Erleichterungen seit dem 1.Juni

 

-         Wanderwege und Radwege sind wieder geöffnet, was ein wichtiger Schritt für die Weingüter war; Verbraucher können die großen Freiflächen der Weingüter nutzen

-         Restaurants können Mitnahmeservice anbieten, auch für Wein, was bis dahin verboten war

-         Wein darf zu Hause konsumiert werden, nicht aber in der Öffentlichkeit oder auf dem Weingut; dies führte zu einigen neuen Ideen bei der Lieferung von Lebensmitteln

Zwei Erleichterungen sollten ursprünglich erst in Level 2 umgesetzt werden, wurden aber seit dem 17. Juni schon in Level 3 gehoben.

-         Wie bei uns dürfen Restaurants wieder öffnen, mit geringerer Auslastung

-         Kommerzielle Hotels und B&B dürfen wieder öffnen für inländische Übernachtungen

Außerdem sollen Weingut Spas, Konferenzen für Arbeitszwecke, Kinos, Theater und Golfplätze öffnen.

 

Innovativ und inspirierend

 

Wir sind beeindruckt und inspiriert von dem Einfallsreichtum der südafrikanischen Weinindustrie in diesen herausfordernden Zeiten. Es wurden z.B. innovative Produkte entwickelt, um den Onlinehandel zu beschleunigen. Das Team von Aware.org.za entwickelte z.B. eine App für Mobilgeräte, und stattete damit Restaurants aus, für verantwortungsvollen Handel mit Alkohol , zum Konsum zu Hause.

Die vielen Köche, die in den geschlossenen Restaurants nicht kochen konnten, zeigten, dass ihr Herz am rechten Fleck sitzt und sie kochten für die vielen notleidenten Gemeinden.

Große Unternehmen produzierten und spendeten tausende von Litern Handdesinfektionsmittel für die Schwächsten und Ärmsten.

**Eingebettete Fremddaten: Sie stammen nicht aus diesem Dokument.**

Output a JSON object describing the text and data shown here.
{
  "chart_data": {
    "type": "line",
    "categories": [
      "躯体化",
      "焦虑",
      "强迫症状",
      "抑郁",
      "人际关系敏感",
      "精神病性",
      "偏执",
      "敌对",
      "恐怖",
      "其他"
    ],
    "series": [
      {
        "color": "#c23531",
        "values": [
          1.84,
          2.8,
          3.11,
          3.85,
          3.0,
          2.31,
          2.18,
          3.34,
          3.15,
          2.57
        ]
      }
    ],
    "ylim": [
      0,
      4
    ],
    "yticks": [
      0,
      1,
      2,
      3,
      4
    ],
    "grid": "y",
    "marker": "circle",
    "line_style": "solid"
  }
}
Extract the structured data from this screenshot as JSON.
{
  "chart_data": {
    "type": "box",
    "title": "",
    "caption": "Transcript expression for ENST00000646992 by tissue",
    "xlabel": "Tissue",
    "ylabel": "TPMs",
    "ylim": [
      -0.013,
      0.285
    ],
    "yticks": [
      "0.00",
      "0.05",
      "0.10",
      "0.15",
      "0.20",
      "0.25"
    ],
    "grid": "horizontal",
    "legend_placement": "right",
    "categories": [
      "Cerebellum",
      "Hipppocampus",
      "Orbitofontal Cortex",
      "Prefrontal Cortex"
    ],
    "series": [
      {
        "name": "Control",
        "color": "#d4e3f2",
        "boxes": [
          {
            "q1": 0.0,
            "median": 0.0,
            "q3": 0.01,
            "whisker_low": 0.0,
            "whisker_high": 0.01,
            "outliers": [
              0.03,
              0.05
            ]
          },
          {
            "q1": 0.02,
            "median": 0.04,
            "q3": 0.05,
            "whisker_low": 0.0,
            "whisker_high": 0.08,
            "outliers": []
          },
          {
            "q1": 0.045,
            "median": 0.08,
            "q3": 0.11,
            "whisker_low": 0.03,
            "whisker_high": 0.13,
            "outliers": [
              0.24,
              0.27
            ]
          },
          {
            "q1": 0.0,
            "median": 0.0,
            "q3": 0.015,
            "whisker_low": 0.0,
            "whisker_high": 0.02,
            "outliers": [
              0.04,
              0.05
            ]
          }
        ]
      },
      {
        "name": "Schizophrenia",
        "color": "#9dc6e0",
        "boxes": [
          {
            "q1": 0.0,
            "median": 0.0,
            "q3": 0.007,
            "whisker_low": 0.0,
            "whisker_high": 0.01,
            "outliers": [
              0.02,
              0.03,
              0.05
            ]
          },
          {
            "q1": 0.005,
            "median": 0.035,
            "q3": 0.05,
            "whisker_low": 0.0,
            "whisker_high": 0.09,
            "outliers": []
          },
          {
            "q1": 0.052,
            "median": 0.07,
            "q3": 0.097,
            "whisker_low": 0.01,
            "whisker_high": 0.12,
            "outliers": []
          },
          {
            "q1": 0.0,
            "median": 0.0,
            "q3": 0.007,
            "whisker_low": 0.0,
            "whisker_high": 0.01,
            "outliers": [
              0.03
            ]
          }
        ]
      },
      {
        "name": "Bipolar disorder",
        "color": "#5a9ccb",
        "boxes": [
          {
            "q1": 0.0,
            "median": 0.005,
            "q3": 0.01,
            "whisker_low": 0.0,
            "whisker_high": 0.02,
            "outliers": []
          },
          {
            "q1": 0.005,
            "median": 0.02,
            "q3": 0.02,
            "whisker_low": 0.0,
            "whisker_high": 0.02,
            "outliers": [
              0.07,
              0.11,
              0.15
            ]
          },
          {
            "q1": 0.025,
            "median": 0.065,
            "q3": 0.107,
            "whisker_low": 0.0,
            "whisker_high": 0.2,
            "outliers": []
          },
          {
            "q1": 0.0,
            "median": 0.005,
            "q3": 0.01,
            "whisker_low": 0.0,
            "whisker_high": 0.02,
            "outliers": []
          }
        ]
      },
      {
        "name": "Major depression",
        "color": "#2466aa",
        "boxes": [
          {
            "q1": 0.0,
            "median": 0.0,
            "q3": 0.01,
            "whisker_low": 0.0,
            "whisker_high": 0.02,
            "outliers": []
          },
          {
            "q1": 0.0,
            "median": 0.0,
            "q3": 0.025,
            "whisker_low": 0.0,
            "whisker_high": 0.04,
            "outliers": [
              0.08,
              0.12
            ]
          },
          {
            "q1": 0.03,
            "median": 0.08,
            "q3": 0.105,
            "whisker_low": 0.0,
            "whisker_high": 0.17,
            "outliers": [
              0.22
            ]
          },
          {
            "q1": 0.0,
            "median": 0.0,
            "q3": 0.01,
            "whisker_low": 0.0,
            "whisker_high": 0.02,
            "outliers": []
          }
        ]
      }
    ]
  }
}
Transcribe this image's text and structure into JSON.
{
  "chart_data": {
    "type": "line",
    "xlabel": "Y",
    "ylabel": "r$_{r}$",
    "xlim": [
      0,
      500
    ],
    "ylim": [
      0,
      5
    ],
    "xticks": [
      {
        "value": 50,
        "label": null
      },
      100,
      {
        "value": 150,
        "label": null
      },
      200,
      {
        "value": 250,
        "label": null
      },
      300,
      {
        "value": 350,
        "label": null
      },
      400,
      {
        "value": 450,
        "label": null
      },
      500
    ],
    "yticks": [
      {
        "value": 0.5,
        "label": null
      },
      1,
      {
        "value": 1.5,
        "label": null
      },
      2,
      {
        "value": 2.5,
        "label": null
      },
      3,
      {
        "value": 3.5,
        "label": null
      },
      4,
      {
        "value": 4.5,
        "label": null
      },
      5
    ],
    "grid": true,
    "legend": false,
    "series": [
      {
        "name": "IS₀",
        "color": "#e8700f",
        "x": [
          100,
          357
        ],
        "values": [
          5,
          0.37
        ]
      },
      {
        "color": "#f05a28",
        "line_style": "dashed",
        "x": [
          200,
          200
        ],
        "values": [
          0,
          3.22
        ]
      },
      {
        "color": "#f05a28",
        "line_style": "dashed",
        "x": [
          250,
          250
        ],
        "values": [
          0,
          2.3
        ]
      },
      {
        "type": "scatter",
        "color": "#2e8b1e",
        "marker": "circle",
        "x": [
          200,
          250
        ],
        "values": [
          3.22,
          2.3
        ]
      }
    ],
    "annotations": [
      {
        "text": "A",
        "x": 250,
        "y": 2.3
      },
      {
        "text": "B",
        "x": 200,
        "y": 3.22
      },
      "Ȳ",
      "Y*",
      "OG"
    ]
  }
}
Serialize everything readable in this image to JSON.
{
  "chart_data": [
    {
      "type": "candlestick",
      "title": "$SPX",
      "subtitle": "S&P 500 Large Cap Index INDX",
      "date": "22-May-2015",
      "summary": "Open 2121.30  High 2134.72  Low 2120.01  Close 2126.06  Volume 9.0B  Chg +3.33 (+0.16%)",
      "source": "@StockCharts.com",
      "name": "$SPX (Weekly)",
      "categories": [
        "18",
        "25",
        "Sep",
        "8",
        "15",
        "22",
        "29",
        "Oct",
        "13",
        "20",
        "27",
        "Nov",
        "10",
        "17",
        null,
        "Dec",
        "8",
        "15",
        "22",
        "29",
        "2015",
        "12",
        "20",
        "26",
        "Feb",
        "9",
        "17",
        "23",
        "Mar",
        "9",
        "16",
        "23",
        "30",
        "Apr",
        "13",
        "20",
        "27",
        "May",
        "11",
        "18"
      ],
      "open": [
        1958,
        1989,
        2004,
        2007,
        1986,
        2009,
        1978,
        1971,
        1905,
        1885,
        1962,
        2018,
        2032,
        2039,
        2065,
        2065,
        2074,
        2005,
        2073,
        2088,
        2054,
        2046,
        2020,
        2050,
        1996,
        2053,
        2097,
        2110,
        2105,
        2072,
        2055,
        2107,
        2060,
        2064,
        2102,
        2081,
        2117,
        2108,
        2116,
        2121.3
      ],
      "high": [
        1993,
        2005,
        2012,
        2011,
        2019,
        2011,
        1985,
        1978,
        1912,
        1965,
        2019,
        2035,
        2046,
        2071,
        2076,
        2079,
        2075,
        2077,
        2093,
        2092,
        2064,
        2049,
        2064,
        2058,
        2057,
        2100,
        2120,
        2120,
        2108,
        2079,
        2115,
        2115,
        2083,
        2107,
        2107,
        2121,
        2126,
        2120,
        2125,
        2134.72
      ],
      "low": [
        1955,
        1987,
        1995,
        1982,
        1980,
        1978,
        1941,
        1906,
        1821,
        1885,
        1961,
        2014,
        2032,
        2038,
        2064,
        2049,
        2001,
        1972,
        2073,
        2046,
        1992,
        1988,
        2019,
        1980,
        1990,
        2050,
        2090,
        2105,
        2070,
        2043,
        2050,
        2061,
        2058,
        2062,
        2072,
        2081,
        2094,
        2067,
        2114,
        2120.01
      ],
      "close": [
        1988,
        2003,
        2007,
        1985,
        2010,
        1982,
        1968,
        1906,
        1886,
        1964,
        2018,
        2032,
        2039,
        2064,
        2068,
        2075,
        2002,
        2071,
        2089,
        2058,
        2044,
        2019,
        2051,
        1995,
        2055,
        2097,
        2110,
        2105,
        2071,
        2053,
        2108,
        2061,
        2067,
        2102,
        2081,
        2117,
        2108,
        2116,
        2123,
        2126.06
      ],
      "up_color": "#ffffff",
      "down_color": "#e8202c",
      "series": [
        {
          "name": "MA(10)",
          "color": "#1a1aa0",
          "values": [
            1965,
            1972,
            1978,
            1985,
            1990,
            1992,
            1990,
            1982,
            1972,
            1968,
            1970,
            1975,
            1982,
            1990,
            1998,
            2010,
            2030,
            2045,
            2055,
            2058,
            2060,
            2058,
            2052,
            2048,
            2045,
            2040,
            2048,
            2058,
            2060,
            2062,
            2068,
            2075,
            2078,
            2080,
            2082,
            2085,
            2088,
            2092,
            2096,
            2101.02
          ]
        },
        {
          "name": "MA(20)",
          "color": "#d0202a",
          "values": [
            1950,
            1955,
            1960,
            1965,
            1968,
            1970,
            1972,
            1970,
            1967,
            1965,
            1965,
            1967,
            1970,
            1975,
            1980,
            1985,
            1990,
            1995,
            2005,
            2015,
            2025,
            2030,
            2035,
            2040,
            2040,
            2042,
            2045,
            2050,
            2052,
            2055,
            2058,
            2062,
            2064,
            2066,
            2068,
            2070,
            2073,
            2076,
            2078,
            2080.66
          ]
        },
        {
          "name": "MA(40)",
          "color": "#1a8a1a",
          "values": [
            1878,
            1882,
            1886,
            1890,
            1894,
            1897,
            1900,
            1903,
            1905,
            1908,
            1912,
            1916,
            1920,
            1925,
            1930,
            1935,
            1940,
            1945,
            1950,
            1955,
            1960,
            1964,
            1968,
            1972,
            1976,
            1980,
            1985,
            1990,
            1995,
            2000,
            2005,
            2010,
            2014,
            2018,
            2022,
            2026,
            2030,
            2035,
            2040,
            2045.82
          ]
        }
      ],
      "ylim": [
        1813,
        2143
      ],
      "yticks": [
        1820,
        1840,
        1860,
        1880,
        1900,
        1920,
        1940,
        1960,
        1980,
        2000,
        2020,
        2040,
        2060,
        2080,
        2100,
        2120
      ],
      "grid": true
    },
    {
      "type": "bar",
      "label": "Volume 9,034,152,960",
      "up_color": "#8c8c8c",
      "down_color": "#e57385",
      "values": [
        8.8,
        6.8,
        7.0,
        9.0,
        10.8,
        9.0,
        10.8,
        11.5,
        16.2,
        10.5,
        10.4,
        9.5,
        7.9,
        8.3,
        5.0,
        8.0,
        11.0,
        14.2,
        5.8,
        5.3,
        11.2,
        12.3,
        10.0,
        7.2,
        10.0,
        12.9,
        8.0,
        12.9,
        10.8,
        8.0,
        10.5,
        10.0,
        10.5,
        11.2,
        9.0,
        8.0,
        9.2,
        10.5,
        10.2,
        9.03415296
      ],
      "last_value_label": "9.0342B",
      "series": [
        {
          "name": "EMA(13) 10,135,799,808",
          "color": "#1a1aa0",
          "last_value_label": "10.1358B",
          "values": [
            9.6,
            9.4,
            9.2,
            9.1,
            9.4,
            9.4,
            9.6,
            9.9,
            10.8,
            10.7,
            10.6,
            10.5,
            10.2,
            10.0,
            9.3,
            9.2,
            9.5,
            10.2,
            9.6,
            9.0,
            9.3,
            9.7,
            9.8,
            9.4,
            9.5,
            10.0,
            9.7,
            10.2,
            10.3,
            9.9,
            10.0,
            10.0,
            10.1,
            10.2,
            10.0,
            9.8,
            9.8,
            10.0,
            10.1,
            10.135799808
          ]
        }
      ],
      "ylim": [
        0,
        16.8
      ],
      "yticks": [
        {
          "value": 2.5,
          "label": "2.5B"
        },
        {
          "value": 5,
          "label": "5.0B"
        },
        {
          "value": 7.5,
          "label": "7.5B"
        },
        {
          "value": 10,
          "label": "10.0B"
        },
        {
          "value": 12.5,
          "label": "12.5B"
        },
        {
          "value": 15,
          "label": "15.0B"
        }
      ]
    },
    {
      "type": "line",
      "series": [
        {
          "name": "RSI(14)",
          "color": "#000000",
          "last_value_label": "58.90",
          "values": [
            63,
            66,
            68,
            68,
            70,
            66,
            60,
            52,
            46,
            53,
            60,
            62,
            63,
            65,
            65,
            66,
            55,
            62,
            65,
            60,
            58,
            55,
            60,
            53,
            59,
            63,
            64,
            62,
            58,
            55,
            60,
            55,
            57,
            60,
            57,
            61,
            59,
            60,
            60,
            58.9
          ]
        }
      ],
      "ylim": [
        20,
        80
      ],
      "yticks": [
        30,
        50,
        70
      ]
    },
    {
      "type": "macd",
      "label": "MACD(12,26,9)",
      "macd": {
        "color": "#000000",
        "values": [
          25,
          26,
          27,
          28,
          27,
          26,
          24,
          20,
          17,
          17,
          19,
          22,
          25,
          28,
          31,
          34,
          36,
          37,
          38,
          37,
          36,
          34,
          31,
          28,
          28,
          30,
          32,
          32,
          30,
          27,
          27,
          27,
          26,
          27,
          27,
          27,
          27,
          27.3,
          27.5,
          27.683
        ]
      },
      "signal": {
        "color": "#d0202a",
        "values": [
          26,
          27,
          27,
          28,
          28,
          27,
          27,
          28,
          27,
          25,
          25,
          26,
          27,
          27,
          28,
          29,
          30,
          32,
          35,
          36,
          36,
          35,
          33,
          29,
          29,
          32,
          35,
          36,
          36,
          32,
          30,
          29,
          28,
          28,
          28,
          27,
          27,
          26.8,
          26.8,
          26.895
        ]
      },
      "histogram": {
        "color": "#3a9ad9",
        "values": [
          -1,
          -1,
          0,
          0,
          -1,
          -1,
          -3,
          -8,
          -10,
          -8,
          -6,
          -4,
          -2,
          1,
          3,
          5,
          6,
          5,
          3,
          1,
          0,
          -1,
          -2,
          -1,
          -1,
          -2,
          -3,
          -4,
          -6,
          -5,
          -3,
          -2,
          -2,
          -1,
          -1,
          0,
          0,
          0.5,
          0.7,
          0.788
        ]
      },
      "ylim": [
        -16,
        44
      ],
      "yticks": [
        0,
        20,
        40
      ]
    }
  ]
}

Dies sind nur einige Beispiele…..

 

Wie geht es weiter?

 

Das ist natürlich ein Blick in die Glaskugel. Aber man plant für das nächste halbe Jahr einen sorgfältigen Spagat zwischen Wiederherstellungsstrategien zum „normalen“ Betrieb und den Ansteckungszahlen.

Durch das Alkoholverbot in den vergangenen zehn Wochen wurden der Bevölkerung und der Regierung drastisch vor Augen geführt, wie extrem Alkoholmissbrauch und Gewalt zusammenhängen.

Obwohl die Produktion und der Handel mit Alkohol nach und nach wieder geöffnet werden, liegt es nun an der Industrie, die Art und Weise, wie man Alkohol konsumiert, nach außen und an den Verbraucher zu kommunizieren.

 

In seiner Ansprache sagte Präsident Ramaphosa: „Wir müssen unsere Lehren aus dieser Sperre ziehen und entscheiden, wie wir unsere Gesellschaft vor Alkoholmissbrauch schützen können. Natürlich müssen wir Menschen mit Alkoholproblemen stärker unterstützen, auch durch Rehabilitation und Behandlung. Wir müssen verantwortungsvolles Trinken fördern, insbesondere unter jungen Menschen. Wir müssen hart gegen Alkoholläden vorgehen, die gegen die Bestimmungen ihrer Lizenz verstoßen und Alkohol an Minderjährige verkaufen. Wir müssen außerdem drastische Maßnahmen zur Eindämmung von Alkoholmissbrauch prüfen!“

Hier ist nun eben auch die Weinindustrie gefragt. Das Ziel ist es ein neues Sozialpaket zu initiieren, bestehend aus Interessengruppen, der Spirituosenindustrie und der Regierung. Das kann nur funktionieren, wenn die gesamte Wertschöpfungskette der Weinindustrie an einem Strang zieht.